Patients that had traveled to our institution for surgical evaluation via commercial airflight from 2014-2017 were identified. An electronic survey was administered (RedCap) and flight duration, aircraft type, presenting symptoms and new or worsened peri-flight symptoms were queried. Severity was assessed using visual analogue scale (VAS). Significant change of symptoms was determined to be greater than 25%. Demographics and clinical history obtained from electronic medical records. Providence Health System IRB: 16-168.

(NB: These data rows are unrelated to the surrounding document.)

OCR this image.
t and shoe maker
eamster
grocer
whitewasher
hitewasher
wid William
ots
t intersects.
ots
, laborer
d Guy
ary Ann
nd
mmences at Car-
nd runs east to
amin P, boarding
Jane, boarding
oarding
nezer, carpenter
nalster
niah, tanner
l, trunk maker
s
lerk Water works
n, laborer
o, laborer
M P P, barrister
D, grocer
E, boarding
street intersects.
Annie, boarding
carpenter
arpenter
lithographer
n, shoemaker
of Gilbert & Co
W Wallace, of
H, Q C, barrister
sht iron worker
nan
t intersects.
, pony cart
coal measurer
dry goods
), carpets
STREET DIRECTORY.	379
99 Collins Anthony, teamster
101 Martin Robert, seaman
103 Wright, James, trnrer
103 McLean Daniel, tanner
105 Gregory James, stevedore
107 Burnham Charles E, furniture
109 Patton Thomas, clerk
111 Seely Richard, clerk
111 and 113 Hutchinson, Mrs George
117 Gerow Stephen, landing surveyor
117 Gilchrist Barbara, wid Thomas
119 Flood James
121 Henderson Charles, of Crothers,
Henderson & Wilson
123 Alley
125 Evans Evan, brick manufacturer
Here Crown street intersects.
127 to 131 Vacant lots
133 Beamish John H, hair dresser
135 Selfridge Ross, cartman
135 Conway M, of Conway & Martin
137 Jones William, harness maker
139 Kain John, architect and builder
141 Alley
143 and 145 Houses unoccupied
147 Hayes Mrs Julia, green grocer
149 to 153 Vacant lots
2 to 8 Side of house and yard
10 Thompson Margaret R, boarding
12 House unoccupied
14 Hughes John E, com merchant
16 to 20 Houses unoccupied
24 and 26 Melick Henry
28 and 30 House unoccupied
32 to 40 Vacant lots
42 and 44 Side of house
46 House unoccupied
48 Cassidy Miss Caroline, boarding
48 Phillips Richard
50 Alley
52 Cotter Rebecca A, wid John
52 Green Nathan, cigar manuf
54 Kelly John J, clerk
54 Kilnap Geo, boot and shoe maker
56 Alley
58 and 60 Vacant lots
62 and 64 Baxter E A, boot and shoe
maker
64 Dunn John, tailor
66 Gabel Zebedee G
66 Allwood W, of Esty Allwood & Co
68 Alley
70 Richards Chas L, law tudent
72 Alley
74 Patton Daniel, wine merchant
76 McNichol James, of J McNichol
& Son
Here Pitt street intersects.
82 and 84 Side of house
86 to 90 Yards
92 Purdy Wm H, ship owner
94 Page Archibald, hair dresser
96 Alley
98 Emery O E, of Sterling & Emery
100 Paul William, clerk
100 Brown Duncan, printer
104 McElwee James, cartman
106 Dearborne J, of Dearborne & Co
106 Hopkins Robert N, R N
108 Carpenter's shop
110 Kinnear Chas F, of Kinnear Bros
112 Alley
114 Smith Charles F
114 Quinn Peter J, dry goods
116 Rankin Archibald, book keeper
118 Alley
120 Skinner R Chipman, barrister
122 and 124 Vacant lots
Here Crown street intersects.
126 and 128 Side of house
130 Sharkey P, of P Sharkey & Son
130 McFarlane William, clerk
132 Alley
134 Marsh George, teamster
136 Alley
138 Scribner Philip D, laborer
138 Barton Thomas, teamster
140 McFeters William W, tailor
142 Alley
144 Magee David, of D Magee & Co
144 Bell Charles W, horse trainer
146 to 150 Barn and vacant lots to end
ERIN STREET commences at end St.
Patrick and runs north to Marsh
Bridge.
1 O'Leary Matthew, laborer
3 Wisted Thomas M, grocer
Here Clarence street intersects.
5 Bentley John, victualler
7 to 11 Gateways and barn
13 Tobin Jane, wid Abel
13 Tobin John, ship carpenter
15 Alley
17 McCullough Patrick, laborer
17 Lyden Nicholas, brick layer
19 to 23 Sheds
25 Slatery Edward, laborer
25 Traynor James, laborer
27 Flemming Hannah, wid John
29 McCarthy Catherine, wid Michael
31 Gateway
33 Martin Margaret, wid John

40 patients were enrolled and completed the study. Patients had an average age of 47.7years and were 65% female. Pathology included parasellar tumors (60%), Meningiomas (20%), Metastatic tumors (5%), Gliomas (5%), Pineal tumor (5%), cerebello-pontine tumor (5%). Average flight duration: 6.5 h (range 1-17h). Average tumor volume 11.1cc and average maximal dimension 2.5cm. Nine (22.5%) patients developed worsened symptoms during airflight. These include headaches 3/19 (15.8%), fatigue 3/14 (21.4%), dizziness 3/5 (60%) and ear pain 3/3 (100%). Six patients (66.7%) had sustained worsened symptoms after airflight. Only one patient had symptoms that worsened to a severe level (transiently during flight – VAS 9/10). There were no permanent neurological deficits related to airflight. There was no correlation with tumor size, flight duration, and peri-flight corticosteroid usage. No patient with completely asymptomatic tumors developed new symptoms during flight.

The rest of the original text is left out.